If I see this correctly:
Netbeans is still using the quite old Lucene 3.5
Lucene 4.1 supports compressed index, which would save considerable amount of space for the maven index.
At the same time the amount of I/O might be reduced so even compression adds CPU overhead, the saved IO could more then amortize the costs.
See f.e. http://blog.jpountz.net/post/33247161884/efficient-compressed-stored-fields-with-lucene
I would assume that newer lucene versions are better optimized as well.
(I am not sure whether filing it for the maven project is correct, nor am I sure that Netbeans is really using the stone-aged lucene 3.5 / 3.6)
we're using 3.6.2 actually (shipping a separate lucene with indexer module. The reason is that we actually use maven-indexer component/jar that in turn is using this version of lucene, without maven-indexer guys at apache upgrading we cannot upgrade either I think
I see. From my understanding the nexus index format is based on Lucene (the old one). I am afraid therefore a change of the lucene version in the indexer-library itself is not possible - at least if the new format should be used.

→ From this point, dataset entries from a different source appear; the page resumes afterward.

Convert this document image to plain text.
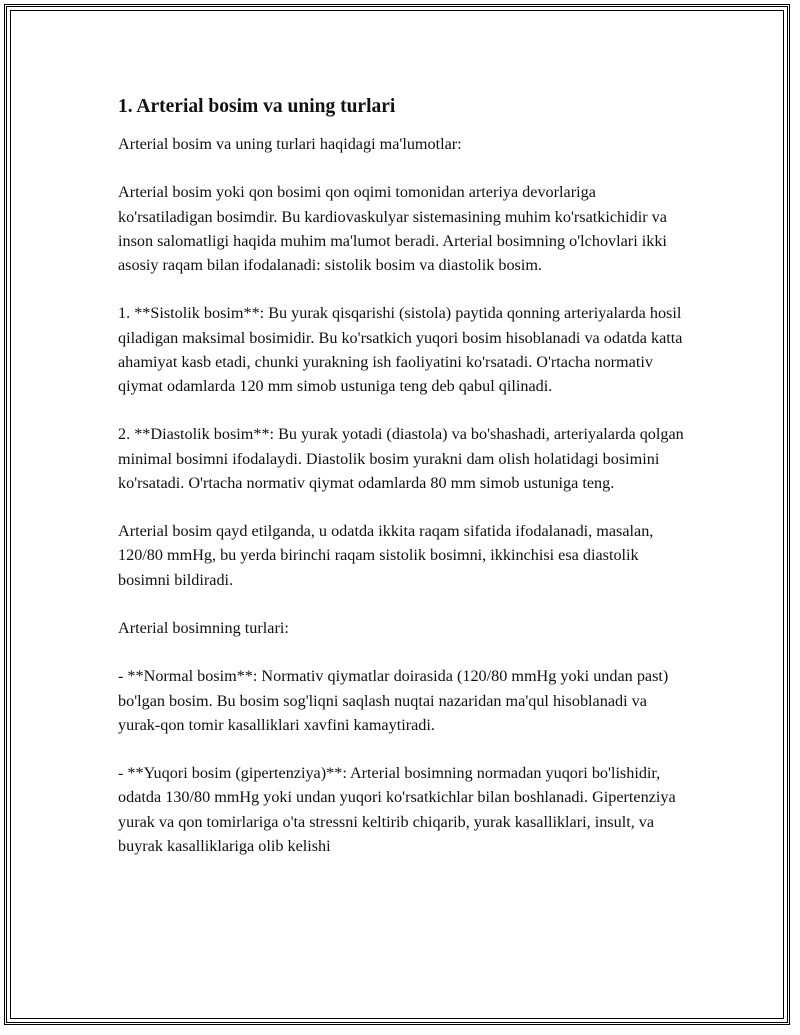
1. Arterial bosim va uning turlari

Arterial bosim va uning turlari haqidagi ma'lumotlar:

Arterial bosim yoki qon bosimi qon oqimi tomonidan arteriya devorlariga ko'rsatiladigan bosimdir. Bu kardiovaskulyar sistemasining muhim ko'rsatkichidir va inson salomatligi haqida muhim ma'lumot beradi. Arterial bosimning o'lchovlari ikki asosiy raqam bilan ifodalanadi: sistolik bosim va diastolik bosim.

1. **Sistolik bosim**: Bu yurak qisqarishi (sistola) paytida qonning arteriyalarda hosil qiladigan maksimal bosimidir. Bu ko'rsatkich yuqori bosim hisoblanadi va odatda katta ahamiyat kasb etadi, chunki yurakning ish faoliyatini ko'rsatadi. O'rtacha normativ qiymat odamlarda 120 mm simob ustuniga teng deb qabul qilinadi.

2. **Diastolik bosim**: Bu yurak yotadi (diastola) va bo'shashadi, arteriyalarda qolgan minimal bosimni ifodalaydi. Diastolik bosim yurakni dam olish holatidagi bosimini ko'rsatadi. O'rtacha normativ qiymat odamlarda 80 mm simob ustuniga teng.

Arterial bosim qayd etilganda, u odatda ikkita raqam sifatida ifodalanadi, masalan, 120/80 mmHg, bu yerda birinchi raqam sistolik bosimni, ikkinchisi esa diastolik bosimni bildiradi.

Arterial bosimning turlari:

- **Normal bosim**: Normativ qiymatlar doirasida (120/80 mmHg yoki undan past) bo'lgan bosim. Bu bosim sog'liqni saqlash nuqtai nazaridan ma'qul hisoblanadi va yurak-qon tomir kasalliklari xavfini kamaytiradi.

- **Yuqori bosim (gipertenziya)**: Arterial bosimning normadan yuqori bo'lishidir, odatda 130/80 mmHg yoki undan yuqori ko'rsatkichlar bilan boshlanadi. Gipertenziya yurak va qon tomirlariga o'ta stressni keltirib chiqarib, yurak kasalliklari, insult, va buyrak kasalliklariga olib kelishi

The best alternative from my point of view is to use the new lucene format and maintain an own index inside of netbeans.
I did more background checking, it seems like the new index format is in fact used to be independent of the Lucene format, as described here:
So the options are to wait for a new maven-indexer release with a newer lucene bundled, or Netbeans could put use a newer lucene with maven-indexer, given that the API did not break.
btw as part of another issue, I've removed a osgi related processor that populated the lucene documents with osgi related manifest entries. That effectively halved the central index size (as a local lucene index, the download size is the same but that's already compressed)
I added an issue on the maven indexer :
@everflux : nexus has its own format but also produce a lucene index which is 'standard' de facto. By the way i think Lucene can update indexxes from previous versions
AFAIK the ".zip" index is plain lucene (legacy version) index file and the ".gz" is a simple compressed text file format which is lucene agnostic. But when you use the ".gz" you have to build your lucene (or whatever you use for searching/indexing) index yourself.
IMHO this is happening in Netbeans, so I see multiple options to solve this
- get a new maven indexer release and use that (out of control of netbeans group)
- fork the maven indexer and upgrade it for newer Lucene + pull-request and use that in Netbeans (could be done by a NetCAT participant as well f.e.)
- Create an own Lucene index outside of the maven indexer, using latest Lucene version (this could lead to have two indices, one from the maven indexer, one from Netbeans, obviously not what we want if the goal is to save space, or we would need to delete the maven indexer index afterwards, but this would prevent incremental updates)
If someone would help me with the Netbeans integration part, I would volunteer to have a look into the maven-indexer and see if I can get it to work with newer Lucene smoothly.
(In reply to everflux from comment #6)
> AFAIK the ".zip" index is plain lucene (legacy version) index file and the
> ".gz" is a simple compressed text file format which is lucene agnostic. But
> when you use the ".gz" you have to build your lucene (or whatever you use
> for searching/indexing) index yourself.
right, but the zip (legacy) content is not really present at many remote locations anymore.
> IMHO this is happening in Netbeans, so I see multiple options to solve this
> - get a new maven indexer release and use that (out of control of netbeans
preferable option. Please note that any external binary changes need to be approved by oracle legal thus it's not an option for 8.0 anymore. (yes, it takes a while unfortunately)
> - fork the maven indexer and upgrade it for newer Lucene + pull-request and
> use that in Netbeans (could be done by a NetCAT participant as well f.e.)
-1, forks have a maintainance price tag attached.
> - Create an own Lucene index outside of the maven indexer, using latest
> Lucene version (this could lead to have two indices, one from the maven
> indexer, one from Netbeans, obviously not what we want if the goal is to
> save space, or we would need to delete the maven indexer index afterwards,
> but this would prevent incremental updates)
-1 for the same reasons.
> If someone would help me with the Netbeans integration part, I would
> volunteer to have a look into the maven-indexer and see if I can get it to
> work with newer Lucene smoothly.
Sure, feel free to ask in this issue or me directly (firstname.lastname@example.org)
Created attachment 145169 [details]
Reflect lucene API changes
This patch is required due to lucene API changes, "indexExists" is moved to DirectoryReader.
Upstreams has merged my patch, will be release with maven indexer 6.0
Not sure about the process: Leave this issue open to track the dependency upgrade or close it and you have a separate issue to update Netbeans dependencies for next release?
What happened to this issue? Was anything ever integrated into a release?
My changes where never merged to NB, unfortunately. Upstream (maven indexer) did not release a version with my changes (yet).